Three functional categories were explored more carefully. First, we characterized the repertoire of extracellular bacteriocins. To do so, we searched for similarities to the extracellular proteins in the two bacteriocin databases Bagel and Bactibase67,68 using HMMer. We kept the hits with an e-value < 0.05 and more than 50% coverage of the query sequence (Supplementary Table 2). Second, we identified the extracellular proteins with a degradative activity. We selected enzymatic activities often associated to the extracellular environment: amidase, amylase, cellulase, chitinase, dipeptidase, glycosyl hydrolase, invertase, inulinase, keratinase, and pectinase69. For each degradative enzyme, we collected all previously validated bacterial protein candidates by searching for specific keywords in Uniprot170. We clustered them using usearch with the “cluster_smallmem” algorithm at 70% identity. We aligned the sequences of each cluster using mafft v.7 with the local pairwise alignment option and a maximum 1000 iterations (“linsi” option)71. The resulting multiple alignments were used to build protein HMM profiles using hmmbuild from HMMer. HMM profiles were queried against the extracellular proteins previously predicted. Hits with more than 40% identity and less than 20% difference in length for the smallest of either the protein or profile where kept, and the best hit was used to classify them (Supplementary Table 2).

Quantification of chemical properties of extracellular proteins

We estimated the diffusion length of a protein (d), as in Bard and Faulkner72:

$$d = \sqrt {Dt},$$
(6)

where D is the diffusion coefficient and t the time in seconds.

In aqueous solution, D can be estimated using the Stokes-Sutherland-Einstein equation as proposed by Kalwarczyk et al.73:

$$D = \frac{{kT}}{{6\pi \eta r_p}},$$
(7)

where k is Boltzmann’s constant, T is the temperature of the solvent, and η is the viscosity on the solvent. Finally, \(r_{\mathrm{p}}\) is the hydrodynamic radius of a protein, which can be calculated according to its molecular weight (Mw):

$$r_{\mathrm{p}} = 0.0515M_{\mathrm{w}}^{0.392},$$
(8)

We computed the diffusion coefficient for cytoplasm and water, using viscosity values from the literature74,75. Given the lack of data on the temperatures associated to the environments where the different species could be isolated, we decided to make the simplification that bacteria are in habitats close to their optimal growth temperature \((T_{\mathrm{o}})\). For each complete genome included in the analysis, we calculated \(T_{\mathrm{o}}\) as in Vieira-Silva et al.76.

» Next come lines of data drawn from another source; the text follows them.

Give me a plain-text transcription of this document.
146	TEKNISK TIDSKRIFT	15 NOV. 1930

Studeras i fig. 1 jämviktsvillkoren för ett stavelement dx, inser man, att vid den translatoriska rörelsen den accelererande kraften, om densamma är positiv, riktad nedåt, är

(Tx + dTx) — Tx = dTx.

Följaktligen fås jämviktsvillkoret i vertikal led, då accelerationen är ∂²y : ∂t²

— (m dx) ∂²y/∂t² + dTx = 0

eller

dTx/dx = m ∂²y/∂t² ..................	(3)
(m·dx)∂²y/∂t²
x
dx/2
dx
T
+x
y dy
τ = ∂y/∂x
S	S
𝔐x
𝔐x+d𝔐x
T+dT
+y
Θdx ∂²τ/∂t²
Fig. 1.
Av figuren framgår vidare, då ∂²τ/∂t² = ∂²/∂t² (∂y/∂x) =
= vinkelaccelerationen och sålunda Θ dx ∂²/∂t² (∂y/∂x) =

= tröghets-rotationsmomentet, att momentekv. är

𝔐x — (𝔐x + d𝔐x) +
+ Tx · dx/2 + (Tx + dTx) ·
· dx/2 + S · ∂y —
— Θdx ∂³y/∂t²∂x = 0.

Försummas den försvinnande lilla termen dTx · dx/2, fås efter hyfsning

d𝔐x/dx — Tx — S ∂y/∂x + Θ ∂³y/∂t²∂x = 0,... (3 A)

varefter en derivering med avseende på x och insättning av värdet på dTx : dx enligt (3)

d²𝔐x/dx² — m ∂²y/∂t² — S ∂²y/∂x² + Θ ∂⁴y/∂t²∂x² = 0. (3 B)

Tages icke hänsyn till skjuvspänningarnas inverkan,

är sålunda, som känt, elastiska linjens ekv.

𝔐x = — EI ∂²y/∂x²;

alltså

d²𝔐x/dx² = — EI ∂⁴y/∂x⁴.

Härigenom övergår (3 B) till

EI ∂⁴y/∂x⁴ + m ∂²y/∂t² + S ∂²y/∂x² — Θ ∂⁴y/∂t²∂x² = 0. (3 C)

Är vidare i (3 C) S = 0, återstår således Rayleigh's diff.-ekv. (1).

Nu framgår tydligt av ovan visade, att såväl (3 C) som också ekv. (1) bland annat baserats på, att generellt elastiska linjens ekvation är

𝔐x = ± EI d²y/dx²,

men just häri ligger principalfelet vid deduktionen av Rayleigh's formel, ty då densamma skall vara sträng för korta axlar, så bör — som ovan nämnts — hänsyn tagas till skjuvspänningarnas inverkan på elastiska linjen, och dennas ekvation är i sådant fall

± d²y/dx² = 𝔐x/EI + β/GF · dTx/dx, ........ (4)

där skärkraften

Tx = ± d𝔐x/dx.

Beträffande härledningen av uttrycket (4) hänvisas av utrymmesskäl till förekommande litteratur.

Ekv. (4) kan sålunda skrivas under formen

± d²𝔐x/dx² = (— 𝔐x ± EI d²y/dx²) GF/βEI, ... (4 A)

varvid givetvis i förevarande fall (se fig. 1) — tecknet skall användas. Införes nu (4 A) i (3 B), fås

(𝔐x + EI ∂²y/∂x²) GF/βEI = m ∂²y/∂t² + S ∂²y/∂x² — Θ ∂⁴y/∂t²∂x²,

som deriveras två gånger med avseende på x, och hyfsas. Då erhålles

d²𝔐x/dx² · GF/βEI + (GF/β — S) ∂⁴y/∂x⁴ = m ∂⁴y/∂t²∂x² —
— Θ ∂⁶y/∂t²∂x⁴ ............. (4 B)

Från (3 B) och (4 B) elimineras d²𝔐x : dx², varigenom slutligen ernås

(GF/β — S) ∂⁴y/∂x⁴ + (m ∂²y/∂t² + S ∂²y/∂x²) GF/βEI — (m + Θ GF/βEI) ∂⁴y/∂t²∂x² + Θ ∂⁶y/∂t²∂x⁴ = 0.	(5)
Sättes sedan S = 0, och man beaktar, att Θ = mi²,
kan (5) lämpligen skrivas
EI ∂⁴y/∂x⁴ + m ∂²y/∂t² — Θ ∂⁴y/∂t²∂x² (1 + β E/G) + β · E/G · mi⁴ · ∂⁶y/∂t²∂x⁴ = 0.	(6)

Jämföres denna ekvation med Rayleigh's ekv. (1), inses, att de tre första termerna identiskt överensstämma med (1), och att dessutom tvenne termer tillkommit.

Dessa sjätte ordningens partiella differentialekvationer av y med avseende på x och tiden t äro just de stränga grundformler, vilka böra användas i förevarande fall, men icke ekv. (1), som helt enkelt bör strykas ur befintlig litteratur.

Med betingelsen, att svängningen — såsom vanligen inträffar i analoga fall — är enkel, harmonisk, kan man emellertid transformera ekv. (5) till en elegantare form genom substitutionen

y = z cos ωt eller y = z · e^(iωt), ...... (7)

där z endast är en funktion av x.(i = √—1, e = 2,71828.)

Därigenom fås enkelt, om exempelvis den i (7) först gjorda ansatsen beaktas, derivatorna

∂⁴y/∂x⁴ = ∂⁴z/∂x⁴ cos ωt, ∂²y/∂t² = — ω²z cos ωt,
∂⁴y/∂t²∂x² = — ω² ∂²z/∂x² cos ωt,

Extracellular proteins are predicted to be costly because their constituents cannot be recycled easily13. To evaluate the effect of the metabolic cost in the environmental distribution, we calculated the biosynthetic cost (in ATP equivalents) per amino-acid for each protein, suing a previously published method77 (Supplementary Data 6).

Statistical analyses

We evaluated the phylogenetic effect of the association between the diffusion coefficient of extracellular proteins and the habitat structure, using the R package MCMCglmm31. We used the phylogenetic tree of the 16S rRNA sequences as a random factor in the model, according to the package guidelines, with a variance limit to 1. For each analysis, we used 300,000 model iterations with a starting burn-out phase of 50,000, sampling every 100 iterations. From the posterior distributions obtained in this Bayesian analysis, we extracted the \(P_{{\mathrm{MCMC}}}\) (used here as P-value). A low (non-significant, alpha = 0.05) PMCMC indicates that we cannot exclude the possibility that associations are simply due to phylogenetic structure.

Given the bias towards host-associated habitat datasets in the public repositories, we controlled each correlation test by performing 1000 random samplings of an even distribution of habitats. In all cases, we observed equivalent results for all replicates.

Reporting summary

Further information on research design is available in the Nature Research Reporting Summary linked to this article.